5. the fusion protein of Thymosin alpha 1 as claimed in claim 1, it is characterized in that shown in the aminoacid sequence of described Thymosin alpha 1 or its active fragment such as SEQIDNO:1 or 2, or, the C terminal amino acid residue of aminoacid sequence shown in SEQIDNO:1 replaces with any of 19 kinds of natural amino acids outside original acid residue or disappearance.

6. the fusion protein of Thymosin alpha 1 as claimed in claim 5, it is characterised in that the N end of described Thymosin alpha 1 or its active fragment is acetylizad or non-acetylizad.
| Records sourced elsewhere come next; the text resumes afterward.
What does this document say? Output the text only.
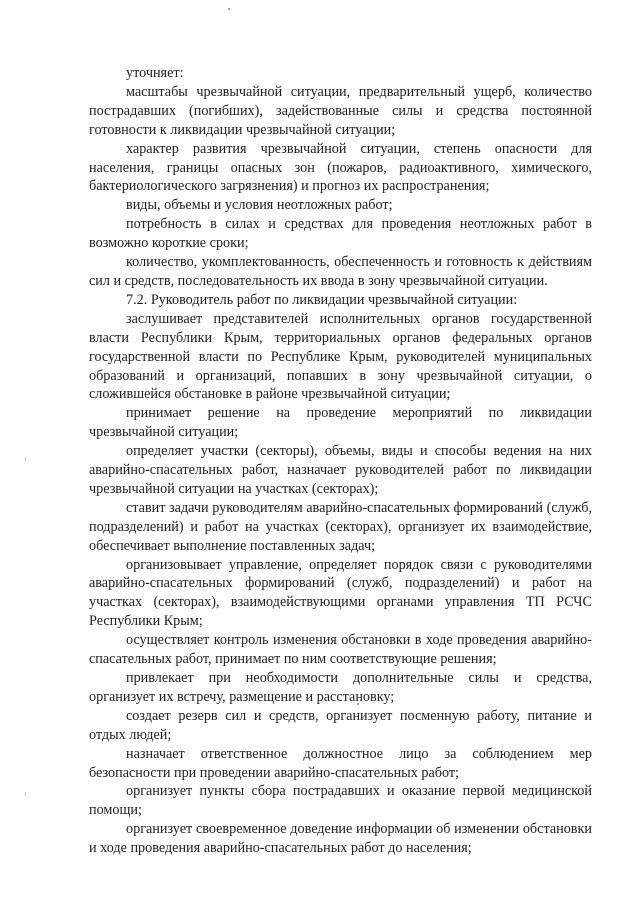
уточняет:

масштабы чрезвычайной ситуации, предварительный ущерб, количество пострадавших (погибших), задействованные силы и средства постоянной готовности к ликвидации чрезвычайной ситуации;

характер развития чрезвычайной ситуации, степень опасности для населения, границы опасных зон (пожаров, радиоактивного, химического, бактериологического загрязнения) и прогноз их распространения;

виды, объемы и условия неотложных работ;

потребность в силах и средствах для проведения неотложных работ в возможно короткие сроки;

количество, укомплектованность, обеспеченность и готовность к действиям сил и средств, последовательность их ввода в зону чрезвычайной ситуации.

7.2. Руководитель работ по ликвидации чрезвычайной ситуации:

заслушивает представителей исполнительных органов государственной власти Республики Крым, территориальных органов федеральных органов государственной власти по Республике Крым, руководителей муниципальных образований и организаций, попавших в зону чрезвычайной ситуации, о сложившейся обстановке в районе чрезвычайной ситуации;

принимает решение на проведение мероприятий по ликвидации чрезвычайной ситуации;

определяет участки (секторы), объемы, виды и способы ведения на них аварийно-спасательных работ, назначает руководителей работ по ликвидации чрезвычайной ситуации на участках (секторах);

ставит задачи руководителям аварийно-спасательных формирований (служб, подразделений) и работ на участках (секторах), организует их взаимодействие, обеспечивает выполнение поставленных задач;

организовывает управление, определяет порядок связи с руководителями аварийно-спасательных формирований (служб, подразделений) и работ на участках (секторах), взаимодействующими органами управления ТП РСЧС Республики Крым;

осуществляет контроль изменения обстановки в ходе проведения аварийно-спасательных работ, принимает по ним соответствующие решения;

привлекает при необходимости дополнительные силы и средства, организует их встречу, размещение и расстановку;

создает резерв сил и средств, организует посменную работу, питание и отдых людей;

назначает ответственное должностное лицо за соблюдением мер безопасности при проведении аварийно-спасательных работ;

организует пункты сбора пострадавших и оказание первой медицинской помощи;

организует своевременное доведение информации об изменении обстановки и ходе проведения аварийно-спасательных работ до населения;
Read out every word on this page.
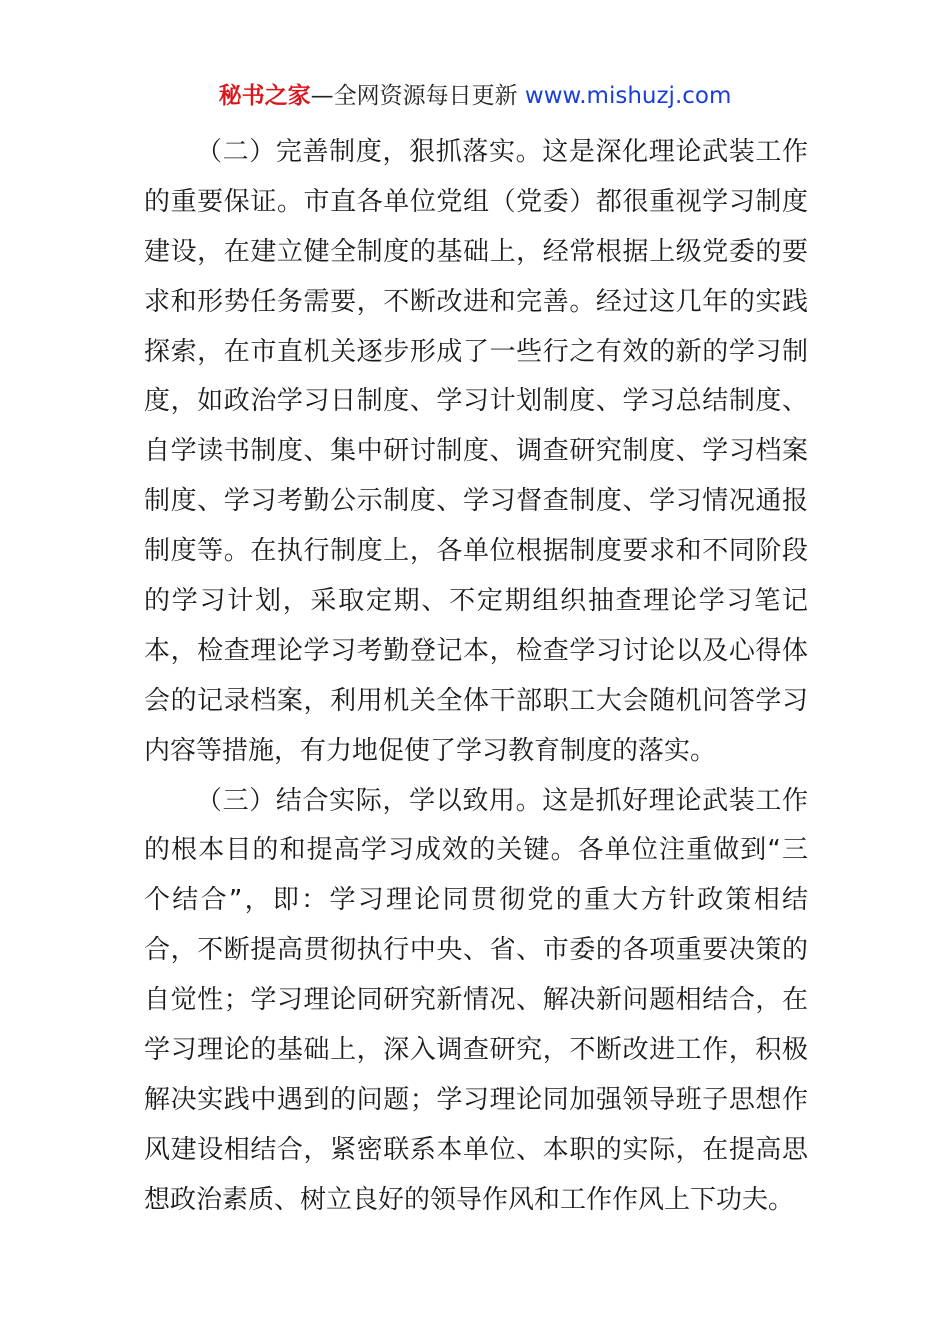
秘书之家—全网资源每日更新 www.mishuzj.com
（二）完善制度，狠抓落实。这是深化理论武装工作
的重要保证。市直各单位党组（党委）都很重视学习制度
建设，在建立健全制度的基础上，经常根据上级党委的要
求和形势任务需要，不断改进和完善。经过这几年的实践
探索，在市直机关逐步形成了一些行之有效的新的学习制
度，如政治学习日制度、学习计划制度、学习总结制度、
自学读书制度、集中研讨制度、调查研究制度、学习档案
制度、学习考勤公示制度、学习督查制度、学习情况通报
制度等。在执行制度上，各单位根据制度要求和不同阶段
的学习计划，采取定期、不定期组织抽查理论学习笔记
本，检查理论学习考勤登记本，检查学习讨论以及心得体
会的记录档案，利用机关全体干部职工大会随机问答学习
内容等措施，有力地促使了学习教育制度的落实。
（三）结合实际，学以致用。这是抓好理论武装工作
的根本目的和提高学习成效的关键。各单位注重做到“三
个结合”，即：学习理论同贯彻党的重大方针政策相结
合，不断提高贯彻执行中央、省、市委的各项重要决策的
自觉性；学习理论同研究新情况、解决新问题相结合，在
学习理论的基础上，深入调查研究，不断改进工作，积极
解决实践中遇到的问题；学习理论同加强领导班子思想作
风建设相结合，紧密联系本单位、本职的实际，在提高思
想政治素质、树立良好的领导作风和工作作风上下功夫。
7. the fusion protein of Thymosin alpha 1 as claimed in claim 1, it is characterised in that described constant region for immunoglobulin aminoacid sequence is such as shown in SEQIDNO:3.

8. the fusion protein of Thymosin alpha 1 as claimed in claim 1, it is characterised in that the fusion protein aminoacid sequence of Thymosin alpha 1 is such as shown in SEQIDNO:4.

9. the fusion protein of the Thymosin alpha 1 as described in any one of claim 1-8 application in preparation treatment constitutional and secondary immunodeficiency disease and antitumor drug.

10. the fusion protein of Thymosin alpha 1 as claimed in claim 9 application in preparing antitumor drug, it is characterized in that described immunodeficiency symptoms includes chronic hepatitis B, chronic hepatitis A, severe hepatitis, serious symptom hepatitis A and acquired immune deficiency syndrome (AIDS), described tumor includes melanoma, pulmonary carcinoma, breast carcinoma, gastric cancer and colon cancer.